Había una vez, hace mucho tiempo, una niña que decía “estauta” en lugar de estatua. Por mucho que tratamos de explicarle que se decía es-ta-tua y, por mucho que lo intentó, costó días que aprendiera a pronunciar la palabra como manda la RAE.
En ese proceso, mientras ella aprendía a decir estatua, yo me enamoraba de la palabra estauta. Y aún la pienso y tengo que frenar mi cerebro antes de pronunciar “estauta” y quedar como un adulto un poco idiota.
Y de estautas/estatuas va estoy hoy, que de ellas está llena La Habana. No solo de las clásicas, sino de las que, a tamaño natural y con un total realismo, buscan integrarse con el paisaje y mezlcarse con la gente. Estautas, digo estatuas, que llegan a ser parte de la vida de la ciudad, con las que interactuamos a diario, a veces sin darnos cuenta.
Sin duda una de las más famosas es la de John Lennon.
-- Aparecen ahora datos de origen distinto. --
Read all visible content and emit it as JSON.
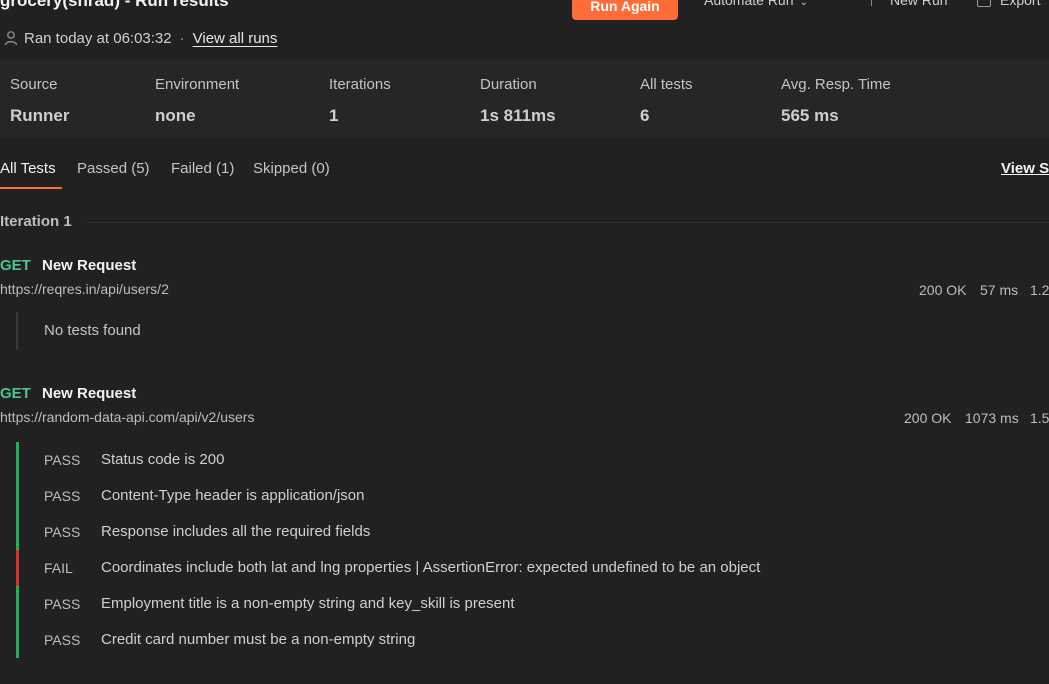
{
  "header": {
    "title": "grocery(shrad) - Run results",
    "run_again_label": "Run Again",
    "automate_label": "Automate Run",
    "new_run_label": "New Run",
    "export_label": "Export",
    "ran_text": "Ran today at 06:03:32",
    "separator": "·",
    "view_all_runs": "View all runs"
  },
  "stats": [
    {
      "label": "Source",
      "value": "Runner"
    },
    {
      "label": "Environment",
      "value": "none"
    },
    {
      "label": "Iterations",
      "value": "1"
    },
    {
      "label": "Duration",
      "value": "1s 811ms"
    },
    {
      "label": "All tests",
      "value": "6"
    },
    {
      "label": "Avg. Resp. Time",
      "value": "565 ms"
    }
  ],
  "tabs": [
    {
      "label": "All Tests",
      "active": true
    },
    {
      "label": "Passed (5)",
      "active": false
    },
    {
      "label": "Failed (1)",
      "active": false
    },
    {
      "label": "Skipped (0)",
      "active": false
    }
  ],
  "view_summary": "View S",
  "iteration_label": "Iteration 1",
  "requests": [
    {
      "method": "GET",
      "name": "New Request",
      "url": "https://reqres.in/api/users/2",
      "status": "200 OK",
      "time": "57 ms",
      "size": "1.2",
      "no_tests": "No tests found"
    },
    {
      "method": "GET",
      "name": "New Request",
      "url": "https://random-data-api.com/api/v2/users",
      "status": "200 OK",
      "time": "1073 ms",
      "size": "1.5",
      "tests": [
        {
          "result": "PASS",
          "name": "Status code is 200"
        },
        {
          "result": "PASS",
          "name": "Content-Type header is application/json"
        },
        {
          "result": "PASS",
          "name": "Response includes all the required fields"
        },
        {
          "result": "FAIL",
          "name": "Coordinates include both lat and lng properties | AssertionError: expected undefined to be an object"
        },
        {
          "result": "PASS",
          "name": "Employment title is a non-empty string and key_skill is present"
        },
        {
          "result": "PASS",
          "name": "Credit card number must be a non-empty string"
        }
      ]
    }
  ],
  "colors": {
    "accent": "#ff6c37",
    "method_get": "#53c28b",
    "pass": "#1fae5c",
    "fail": "#d83131"
  }
}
Develada en el año 2000 por Fidel Castro, acompañado de Silvio Rodríguez, la obra realizada por el artista José Villa Soberón tuvo el raro privilegio de ser la primera escultura con seguridad privada de La Habana, luego de que fanáticos del mítico músico de Liverpool se dedicaran a robar, tenazmente y como si fueran reales, las gafas del autor de “Imagine”.
Casi 24 años después, Lennon sigue ahí, sentado en un banco del parque que fue rebautizado con su nombre, viendo como la ciudad se desmorona a su alrededor y esperando la llegada de algún turista que, con el obligado selfi, lo saque un rato del aburrimiento y le haga vivir unos minutos de la fama que quizá añora.
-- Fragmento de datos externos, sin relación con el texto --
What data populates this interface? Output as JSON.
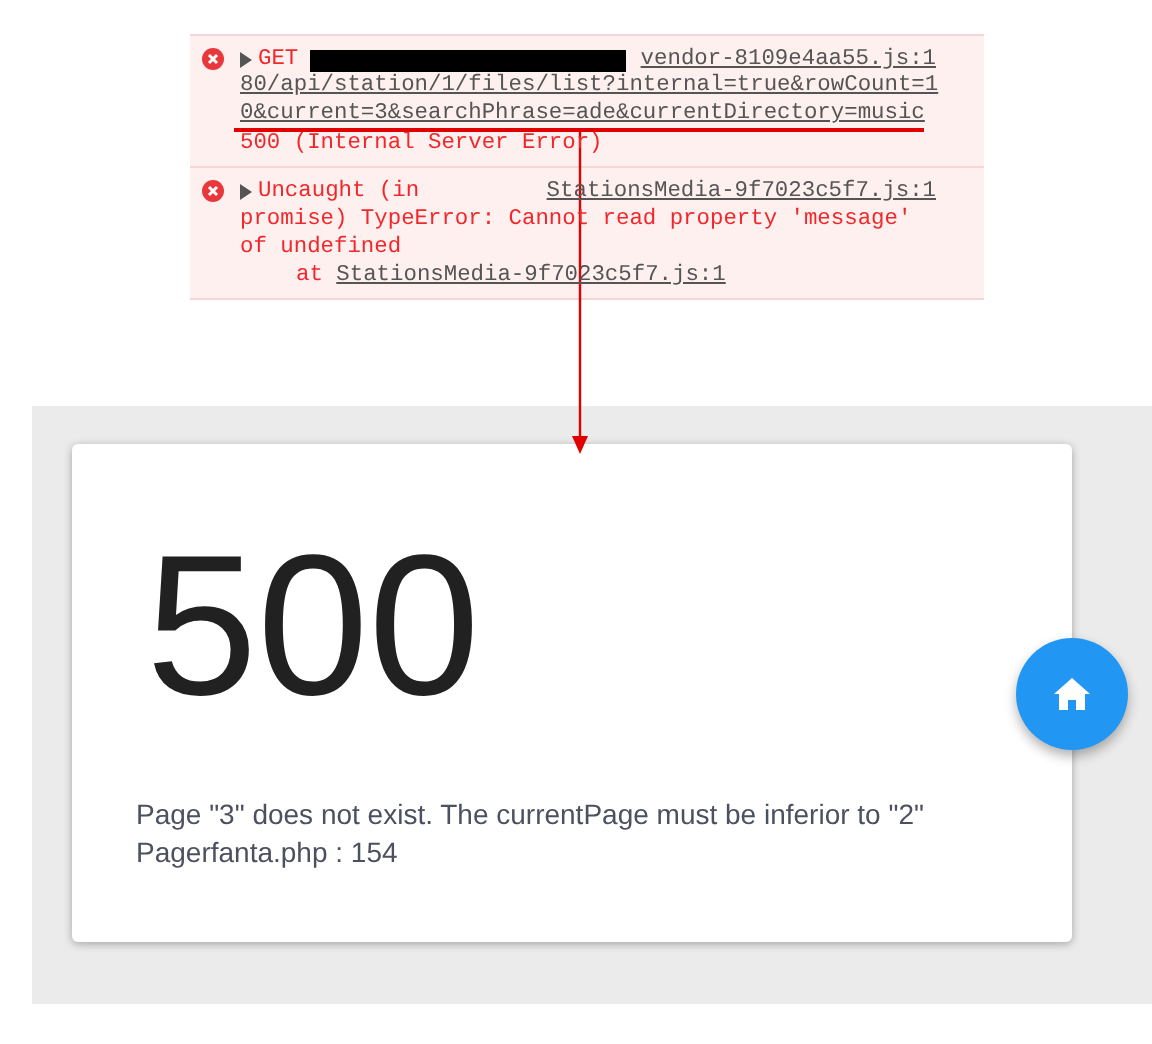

Otra estatua popular, tanto o más que la del músico inglés, es la del Caballero de París. A esta, la fama amenaza con hacerla desaparecer lentamente. El caballero, personaje habanero por excelencia, hombre honesto que la maldad humana convirtió en loco genial, se presta a selfis con todo el mundo, y eso tiene su precio.
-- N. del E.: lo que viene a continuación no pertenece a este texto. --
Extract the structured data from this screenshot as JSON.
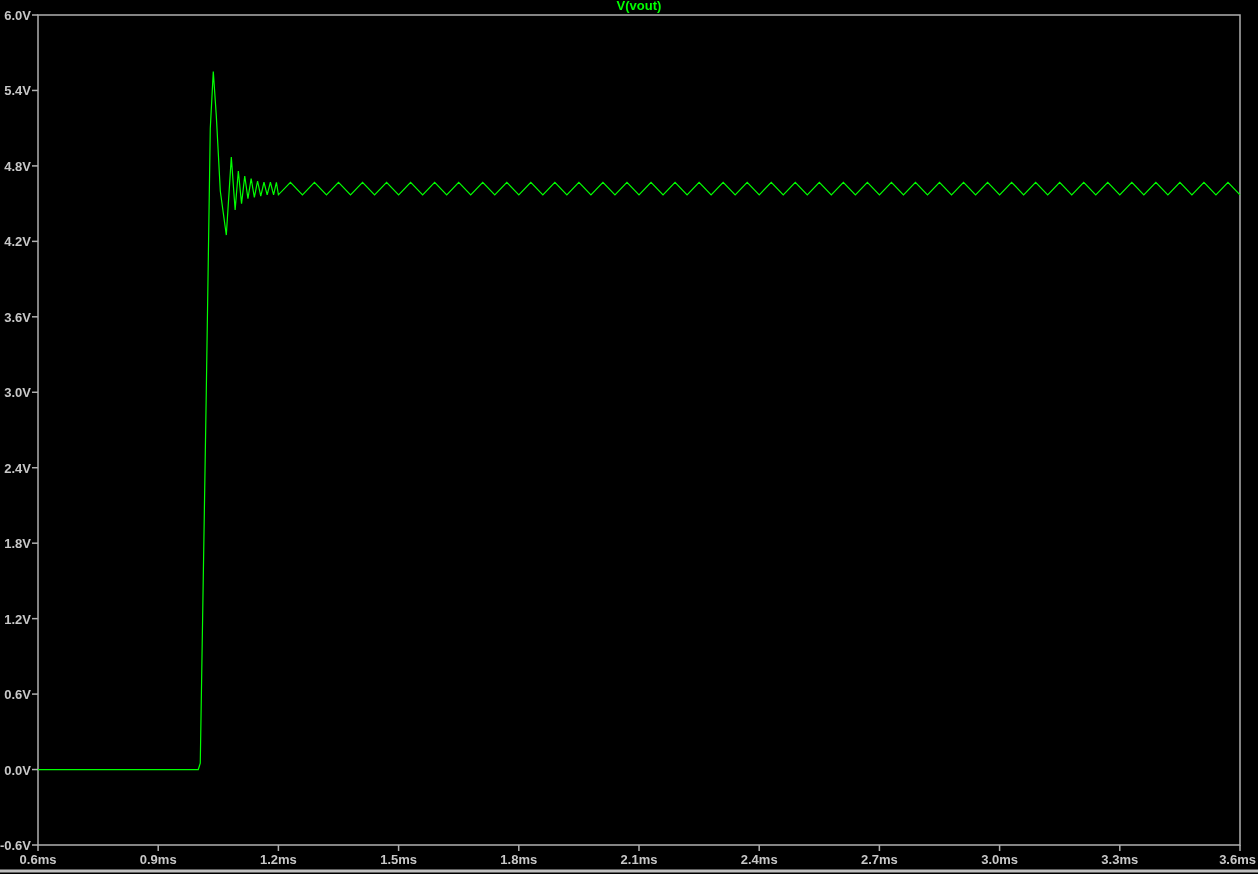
{
  "chart_data": {
    "type": "line",
    "xticks": [
      {
        "value": 0.6,
        "label": "0.6ms"
      },
      {
        "value": 0.9,
        "label": "0.9ms"
      },
      {
        "value": 1.2,
        "label": "1.2ms"
      },
      {
        "value": 1.5,
        "label": "1.5ms"
      },
      {
        "value": 1.8,
        "label": "1.8ms"
      },
      {
        "value": 2.1,
        "label": "2.1ms"
      },
      {
        "value": 2.4,
        "label": "2.4ms"
      },
      {
        "value": 2.7,
        "label": "2.7ms"
      },
      {
        "value": 3.0,
        "label": "3.0ms"
      },
      {
        "value": 3.3,
        "label": "3.3ms"
      },
      {
        "value": 3.6,
        "label": "3.6ms"
      }
    ],
    "yticks": [
      {
        "value": 6.0,
        "label": "6.0V"
      },
      {
        "value": 5.4,
        "label": "5.4V"
      },
      {
        "value": 4.8,
        "label": "4.8V"
      },
      {
        "value": 4.2,
        "label": "4.2V"
      },
      {
        "value": 3.6,
        "label": "3.6V"
      },
      {
        "value": 3.0,
        "label": "3.0V"
      },
      {
        "value": 2.4,
        "label": "2.4V"
      },
      {
        "value": 1.8,
        "label": "1.8V"
      },
      {
        "value": 1.2,
        "label": "1.2V"
      },
      {
        "value": 0.6,
        "label": "0.6V"
      },
      {
        "value": 0.0,
        "label": "0.0V"
      },
      {
        "value": -0.6,
        "label": "-0.6V"
      }
    ],
    "xlim": [
      0.6,
      3.6
    ],
    "ylim": [
      -0.6,
      6.0
    ],
    "x": [
      0.6,
      1.0,
      1.005,
      1.02,
      1.03,
      1.0375,
      1.045,
      1.055,
      1.07,
      1.0825,
      1.092,
      1.1,
      1.108,
      1.116,
      1.124,
      1.132,
      1.14,
      1.148,
      1.156,
      1.164,
      1.172,
      1.18,
      1.188,
      1.195,
      1.2,
      1.23,
      1.26,
      1.29,
      1.32,
      1.35,
      1.38,
      1.41,
      1.44,
      1.47,
      1.5,
      1.53,
      1.56,
      1.59,
      1.62,
      1.65,
      1.68,
      1.71,
      1.74,
      1.77,
      1.8,
      1.83,
      1.86,
      1.89,
      1.92,
      1.95,
      1.98,
      2.01,
      2.04,
      2.07,
      2.1,
      2.13,
      2.16,
      2.19,
      2.22,
      2.25,
      2.28,
      2.31,
      2.34,
      2.37,
      2.4,
      2.43,
      2.46,
      2.49,
      2.52,
      2.55,
      2.58,
      2.61,
      2.64,
      2.67,
      2.7,
      2.73,
      2.76,
      2.79,
      2.82,
      2.85,
      2.88,
      2.91,
      2.94,
      2.97,
      3.0,
      3.03,
      3.06,
      3.09,
      3.12,
      3.15,
      3.18,
      3.21,
      3.24,
      3.27,
      3.3,
      3.33,
      3.36,
      3.39,
      3.42,
      3.45,
      3.48,
      3.51,
      3.54,
      3.57,
      3.6
    ],
    "series": [
      {
        "name": "V(vout)",
        "color": "#00ff00",
        "values": [
          0,
          0,
          0.05,
          3.0,
          5.1,
          5.55,
          5.2,
          4.6,
          4.25,
          4.87,
          4.45,
          4.76,
          4.5,
          4.72,
          4.54,
          4.7,
          4.55,
          4.68,
          4.56,
          4.67,
          4.57,
          4.67,
          4.57,
          4.67,
          4.57,
          4.67,
          4.57,
          4.67,
          4.57,
          4.67,
          4.57,
          4.67,
          4.57,
          4.67,
          4.57,
          4.67,
          4.57,
          4.67,
          4.57,
          4.67,
          4.57,
          4.67,
          4.57,
          4.67,
          4.57,
          4.67,
          4.57,
          4.67,
          4.57,
          4.67,
          4.57,
          4.67,
          4.57,
          4.67,
          4.57,
          4.67,
          4.57,
          4.67,
          4.57,
          4.67,
          4.57,
          4.67,
          4.57,
          4.67,
          4.57,
          4.67,
          4.57,
          4.67,
          4.57,
          4.67,
          4.57,
          4.67,
          4.57,
          4.67,
          4.57,
          4.67,
          4.57,
          4.67,
          4.57,
          4.67,
          4.57,
          4.67,
          4.57,
          4.67,
          4.57,
          4.67,
          4.57,
          4.67,
          4.57,
          4.67,
          4.57,
          4.67,
          4.57,
          4.67,
          4.57,
          4.67,
          4.57,
          4.67,
          4.57,
          4.67,
          4.57,
          4.67,
          4.57,
          4.67,
          4.57
        ]
      }
    ]
  }
}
No sé cómo o cuando surgió la leyenda urbana de que trae buena suerte tocar la barba o el dedo índice de la estatua de José María López Lledín, verdadero nombre de aquel loco que regalaba flores, poemas y sonrisas. Lo que sé y está a la vista de todos es que la barba y el dedo del Caballero se han pulido y brillan de tan gastados que están. En el caso del índice, más parece una daga que un dedo.
La mayoría de estas estatuas habaneras son obra del escultor José Villa Soberón, quien, en contubernio con ese habanero mayor que fue Eusebio Leal, historiador de la ciudad, animó plazas y rincones con personajes muy disímiles. Para tristeza de todos, Eusebio, San Eusebio, murió; pero Soberón lo inmortalizó en una escultura, “andante”, que recuerda las eternas caminatas del maestro por la urbe que tanto amó y a la que dedicó sus mejores años y sus más grandes ideas.
Nuestras calles o jardines también los habitan personajes como la Madre Teresa de Calcuta, el músico polaco Federico Chopin, el premio Nobel de literatura Gabriel García Márquez, o el mexicano Agustín Lara, mientras el mítico escritor estadounidense Ernest Hemingway, tal vez huyendo del calor habanero, se refugió en la barra de El Floridita, siempre acompañado de un daiquirí bien cargado de ron cubano, como lo tomaba en vida cuando deambulaba como un cubano más por la ciudad.
La de Hemingway es otra de las estatuas aclamada por los turistas que visitan El Floridita.
En cambio, en la cercana Alameda de Paula, mirando al mar sin que nadie repare en él, nuestro poeta nacional, Nicolás Guillén está pensativo. El autor de “Tengo”, pasa sin pena ni gloria para los viandantes, que no reparan en su estauta y que, tal como están las cosas, se olvidarán de uno de los poemas más mentados y parafraseados durante décadas.